The justices reversed the U.S. Court of Appeals for the 2nd Circuit’s ruling finding the law denied the groups a fair legal process and directed the lower court to hold further proceedings consistent with the court’s opinion.
“The PSJVTA reasonably ties the assertion of federal jurisdiction over the PLO and PA to conduct that involves the United States and implicates sensitive foreign policy matters within the prerogative of the political branches,” Chief Justice John Roberts wrote for the court.
“We hold that the statute’s provision for personal jurisdiction comports with the Due Process Clause of the Fifth Amendment,” he said.
Congress enacted the law in 2019 to let victim lawsuits move forward against the PA and PLO, responding to a series of court decisions that found the victims’ families had no jurisdiction to sue.
The justices consolidated two cases for arguments in April, a Justice Department appeal and an appeal by the family of Ari Fuld, an Israeli American fatally stabbed at a shopping mall in the West Bank in 2018.
The Justice Department argued that Congress determined the PA and PLO would be made open to U.S. civil suits if they made payments to representatives of terrorists who injured or killed Americans or maintained a certain presence in the country.
Former U.S. Solicitor General Elizabeth Prelogar, who held the role in the Biden administration, wrote in court papers that a lower court’s finding those conditions fall short rests on a “rigid and misconceived” application of the law.
The Biden administration initially intervened in Fuld’s case — which received bipartisan support, including through a friend-of-the-court brief authorized by Speaker Mike Johnson (R-La.) and House Minority Leader Hakeem Jeffries (D-N.Y.) — and another case brought by 11 American families who sued the Palestinian leadership groups two decades ago for several attacks in Israel, winning more than $650 million in a 2015 trial.

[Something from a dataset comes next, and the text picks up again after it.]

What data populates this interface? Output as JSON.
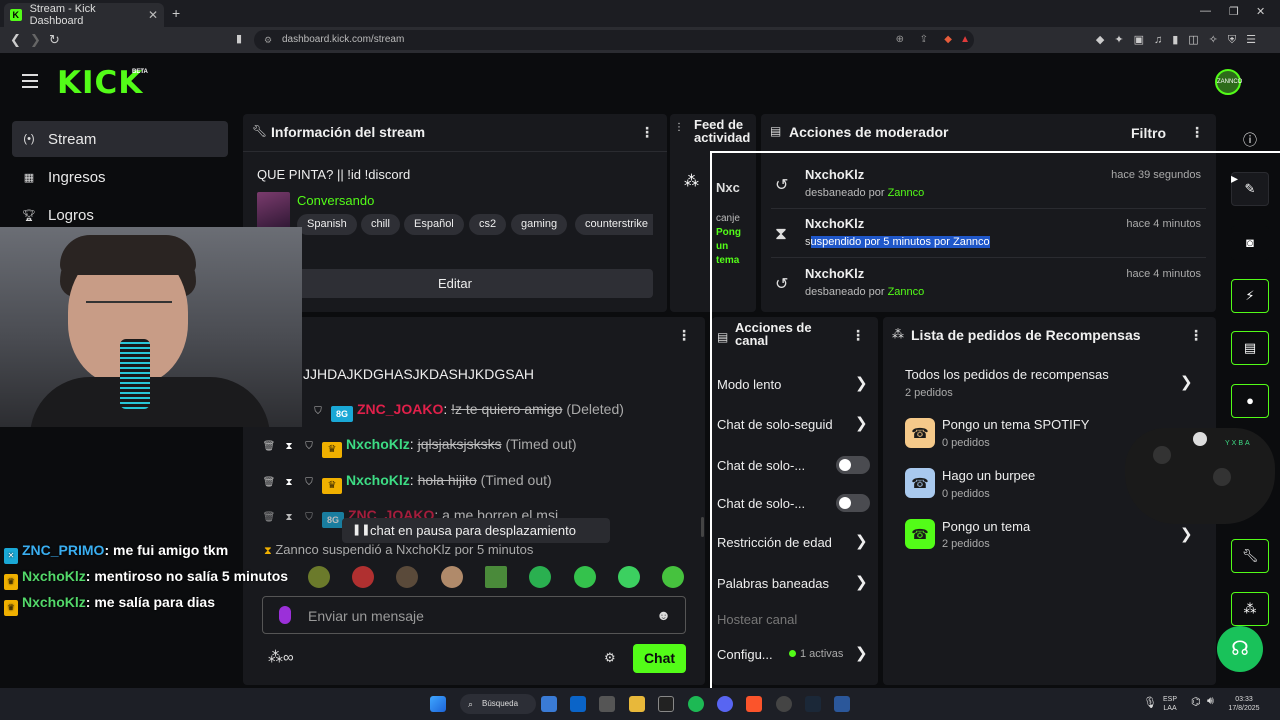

In April, under the Trump administration, Deputy Solicitor General Edwin Kneedler argued before the justices that the legislative and the executive branches together determined it would prevent terrorism to find the PA and PLO consented to jurisdiction in federal courts. The justices should not override that assessment, owing both branches “virtually absolute deference,” he said.
A lawyer for the PA and PLO argued personal jurisdiction is “over and above” what Congress can prescribe. He pointed to piracy as an example, noting that while piracy has been illegal since the nation’s founding, “no one” thought Congress would let pirates be tried in the U.S. without being present there.
“That’s never been the law,” lawyer Mitchell Berger said.